For one of my homework assignments, I have to solve words encrypted via a substitution cipher. These ciphers were insecure before computers came around, but they are still fun. If you’re unfamiliar with them, you’d probably recognize them as the cryptograms (“Cryptoquote”) in your local newspaper. In the simplest form, each letter is mapped to a different letter of the alphabet. A lot of people do these for fun and I know at least one person reading this does. The result is a run of text that might look like:
ov umy rfgs f nmg
MY DOG EATS A LOT
There are many ways of going about solving substitution ciphers, but a common way is by counting frequencies of characters. As most people know, e tends to occur more than other letters in most written English. The rest of the letters typically follow a pattern, as well, but that pattern degenerates once you leave the most common letters. The domain of the text you are examining is fundamentally important here. By domain I mean whether this text is from a newspaper, an IM, transcribed speech, etc.
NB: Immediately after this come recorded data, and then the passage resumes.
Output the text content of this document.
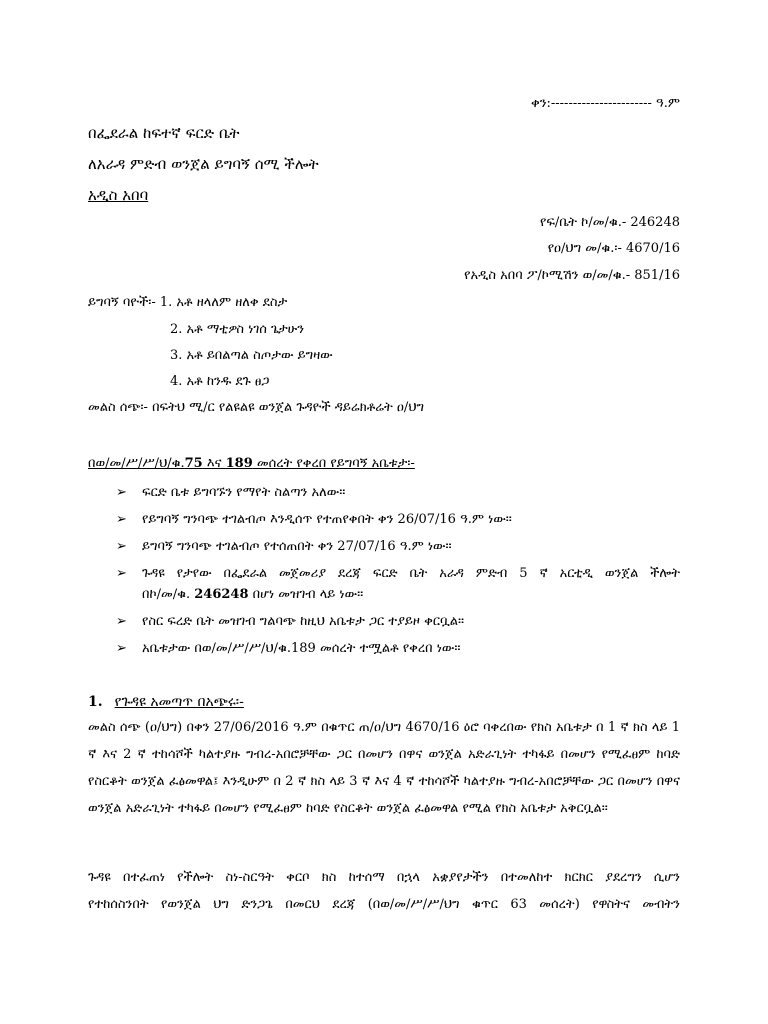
ቀን:----------------------- ዓ.ም
በፌደራል ከፍተኛ ፍርድ ቤት
ለአራዳ ምድብ ወንጀል ይግባኝ ሰሚ ችሎት
አዲስ አበባ
የፍ/ቤት ኮ/መ/ቁ.- 246248
የዐ/ህግ መ/ቁ.፡- 4670/16
የአዲስ አበባ ፖ/ኮሚሽን ወ/መ/ቁ.- 851/16
ይግባኝ ባዮች፡- 1. አቶ ዘላለም ዘለቀ ደስታ
2. አቶ ማቲዎስ ነገሰ ጌታሁን
3. አቶ ይበልጣል ስጦታው ይግዛው
4. አቶ ከንዱ ደጉ ፀጋ
መልስ ሰጭ፡- በፍትህ ሚ/ር የልዩልዩ ወንጀል ጉዳዮች ዳይሬክቶሬት ዐ/ህግ
በወ/መ/ሥ/ሥ/ህ/ቁ.75 እና 189 መሰረት የቀረበ የይግባኝ አቤቱታ፡-
➢ ፍርድ ቤቱ ይግባኙን የማየት ስልጣን አለው።
➢ የይግባኝ ግንባጭ ተገልብጦ እንዲሰጥ የተጠየቀበት ቀን 26/07/16 ዓ.ም ነው።
➢ ይግባኝ ግንባጭ ተገልብጦ የተሰጠበት ቀን 27/07/16 ዓ.ም ነው።
➢ ጉዳዩ የታየው በፌደራል መጀመሪያ ደረጃ ፍርድ ቤት አራዳ ምድብ 5 ኛ አርቲዲ ወንጀል ችሎት
በኮ/መ/ቁ. 246248 በሆነ መዝገብ ላይ ነው።
➢ የስር ፍረድ ቤት መዝገብ ግልባጭ ከዚህ አቤቱታ ጋር ተያይዞ ቀርቧል።
➢ አቤቱታው በወ/መ/ሥ/ሥ/ህ/ቁ.189 መሰረት ተሟልቶ የቀረበ ነው።
1. የጉዳዩ አመጣጥ በአጭሩ፡-
መልስ ሰጭ (ዐ/ህግ) በቀን 27/06/2016 ዓ.ም በቁጥር ጠ/ዐ/ህግ 4670/16 ዕሮ ባቀረበው የክስ አቤቱታ በ 1 ኛ ክስ ላይ 1 ኛ እና 2 ኛ ተከሳሾች ካልተያዙ ግብረ-አበሮቻቸው ጋር በመሆን በዋና ወንጀል አድራጊነት ተካፋይ በመሆን የሚፈፀም ከባድ የስርቆት ወንጀል ፈፅመዋል፤ እንዲሁም በ 2 ኛ ክስ ላይ 3 ኛ እና 4 ኛ ተከሳሾች ካልተያዙ ግብረ-አበሮቻቸው ጋር በመሆን በዋና ወንጀል አድራጊነት ተካፋይ በመሆን የሚፈፀም ከባድ የስርቆት ወንጀል ፈፅመዋል የሚል የክስ አቤቱታ አቅርቧል።
ጉዳዩ በተፈጠነ የችሎት ስነ-ስርዓት ቀርቦ ክስ ከተሰማ በኋላ አቋያየታችን በተመለከተ ክርክር ያደረግን ሲሆን
የተከሰስንበት የወንጀል ህግ ድንጋጌ በመርህ ደረጃ (በወ/መ/ሥ/ሥ/ህግ ቁጥር 63 መሰረት) የዋስትና መብትን
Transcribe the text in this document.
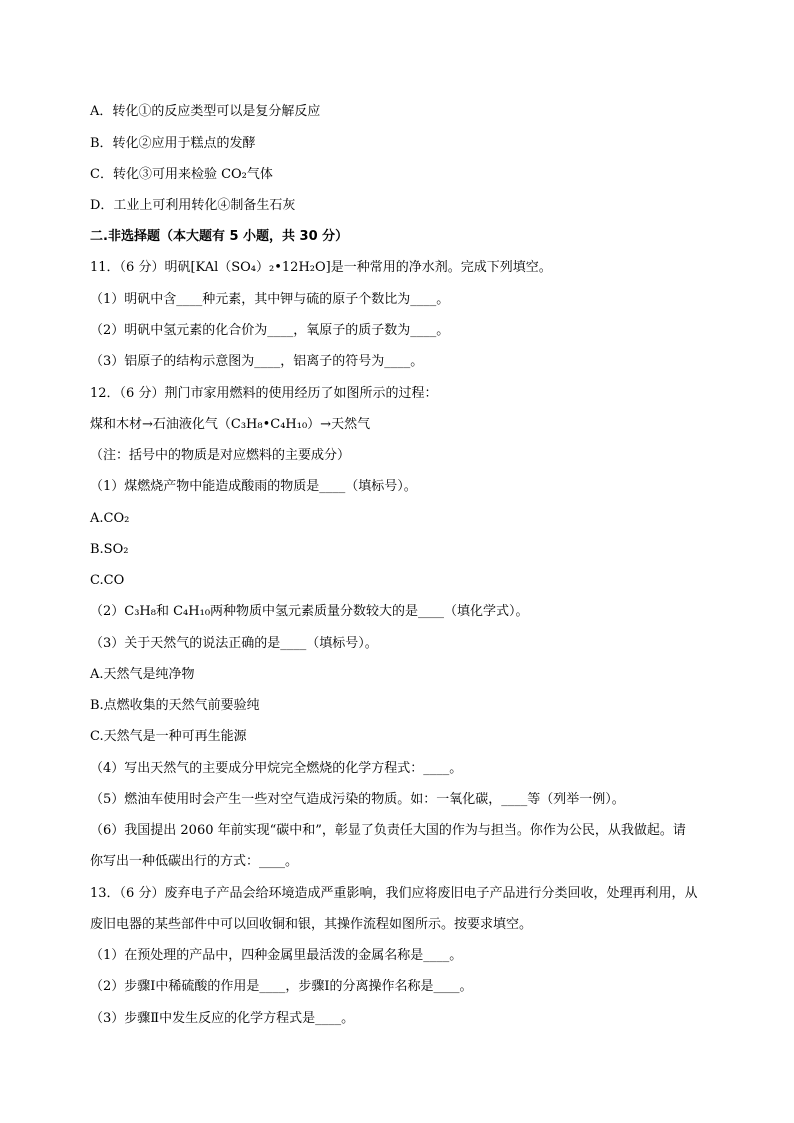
A．转化①的反应类型可以是复分解反应
B．转化②应用于糕点的发酵
C．转化③可用来检验 CO₂气体
D．工业上可利用转化④制备生石灰
二.非选择题（本大题有 5 小题，共 30 分）
11．（6 分）明矾[KAl（SO₄）₂•12H₂O]是一种常用的净水剂。完成下列填空。
（1）明矾中含____种元素，其中钾与硫的原子个数比为____。
（2）明矾中氢元素的化合价为____，氧原子的质子数为____。
（3）铝原子的结构示意图为____，铝离子的符号为____。
12．（6 分）荆门市家用燃料的使用经历了如图所示的过程：
煤和木材→石油液化气（C₃H₈•C₄H₁₀）→天然气
（注：括号中的物质是对应燃料的主要成分）
（1）煤燃烧产物中能造成酸雨的物质是____（填标号）。
A.CO₂
B.SO₂
C.CO
（2）C₃H₈和 C₄H₁₀两种物质中氢元素质量分数较大的是____（填化学式）。
（3）关于天然气的说法正确的是____（填标号）。
A.天然气是纯净物
B.点燃收集的天然气前要验纯
C.天然气是一种可再生能源
（4）写出天然气的主要成分甲烷完全燃烧的化学方程式：____。
（5）燃油车使用时会产生一些对空气造成污染的物质。如：一氧化碳，____等（列举一例）。
（6）我国提出 2060 年前实现“碳中和”，彰显了负责任大国的作为与担当。你作为公民，从我做起。请
你写出一种低碳出行的方式：____。
13．（6 分）废弃电子产品会给环境造成严重影响，我们应将废旧电子产品进行分类回收，处理再利用，从
废旧电器的某些部件中可以回收铜和银，其操作流程如图所示。按要求填空。
（1）在预处理的产品中，四种金属里最活泼的金属名称是____。
（2）步骤Ⅰ中稀硫酸的作用是____，步骤Ⅰ的分离操作名称是____。
（3）步骤Ⅱ中发生反应的化学方程式是____。
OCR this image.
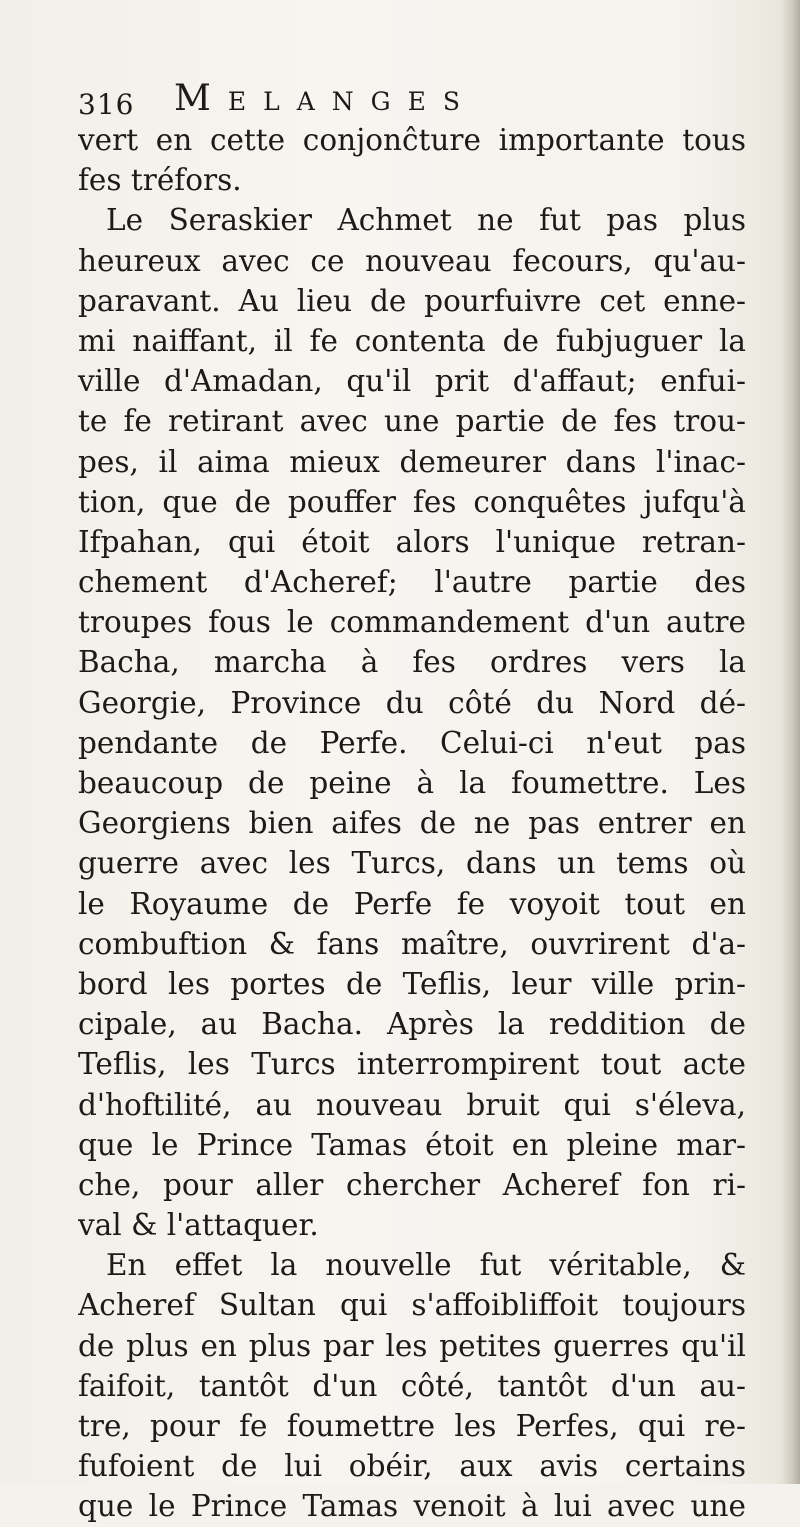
316 Melanges
vert en cette conjonĉture importante tous
fes tréfors.
Le Seraskier Achmet ne fut pas plus
heureux avec ce nouveau fecours, qu'au-
paravant. Au lieu de pourfuivre cet enne-
mi naiffant, il fe contenta de fubjuguer la
ville d'Amadan, qu'il prit d'affaut; enfui-
te fe retirant avec une partie de fes trou-
pes, il aima mieux demeurer dans l'inac-
tion, que de pouffer fes conquêtes jufqu'à
Ifpahan, qui étoit alors l'unique retran-
chement d'Acheref; l'autre partie des
troupes fous le commandement d'un autre
Bacha, marcha à fes ordres vers la
Georgie, Province du côté du Nord dé-
pendante de Perfe. Celui-ci n'eut pas
beaucoup de peine à la foumettre. Les
Georgiens bien aifes de ne pas entrer en
guerre avec les Turcs, dans un tems où
le Royaume de Perfe fe voyoit tout en
combuftion & fans maître, ouvrirent d'a-
bord les portes de Teflis, leur ville prin-
cipale, au Bacha. Après la reddition de
Teflis, les Turcs interrompirent tout acte
d'hoftilité, au nouveau bruit qui s'éleva,
que le Prince Tamas étoit en pleine mar-
che, pour aller chercher Acheref fon ri-
val & l'attaquer.
En effet la nouvelle fut véritable, &
Acheref Sultan qui s'affoibliffoit toujours
de plus en plus par les petites guerres qu'il
faifoit, tantôt d'un côté, tantôt d'un au-
tre, pour fe foumettre les Perfes, qui re-
fufoient de lui obéir, aux avis certains
que le Prince Tamas venoit à lui avec une
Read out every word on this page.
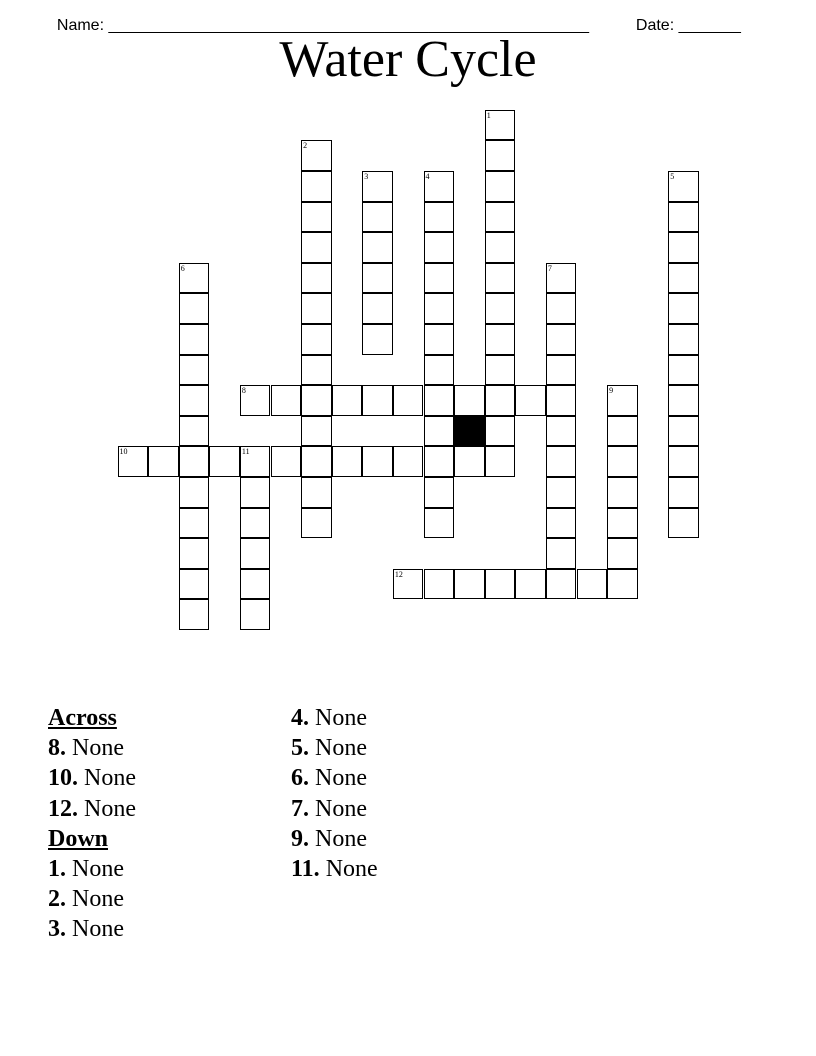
Name: ______________________________________________________	Date: _______

Water Cycle
1
2
3	4	5
6	7
8	9
10	11
12
Across
8. None
10. None
12. None
Down
1. None
2. None
3. None
4. None
5. None
6. None
7. None
9. None
11. None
You can also look at bigrams, two character sequences, to find the most commonly appearing sequences. In English, th appears much more ty, but ty still occurs. When trying to solve substitution ciphers this way, you are essentially matching the frequency distribution of the cipher text to the distribution of English and building a mapping from there. To put that a different way, you are matching up the most common letters or sequences in the garbled text with the most common real English letters or sequences.
Once the frequency counts have revealed the most common letters, many people proceed to deduction to eliminate the rest. Of course, this requires knowledge of English words directly, which has an impact on computational approaches to solving substitution ciphers automatically. I’m curious what approaches people have taken (if any) other than using a dictionary of English words and trying to find matches from there.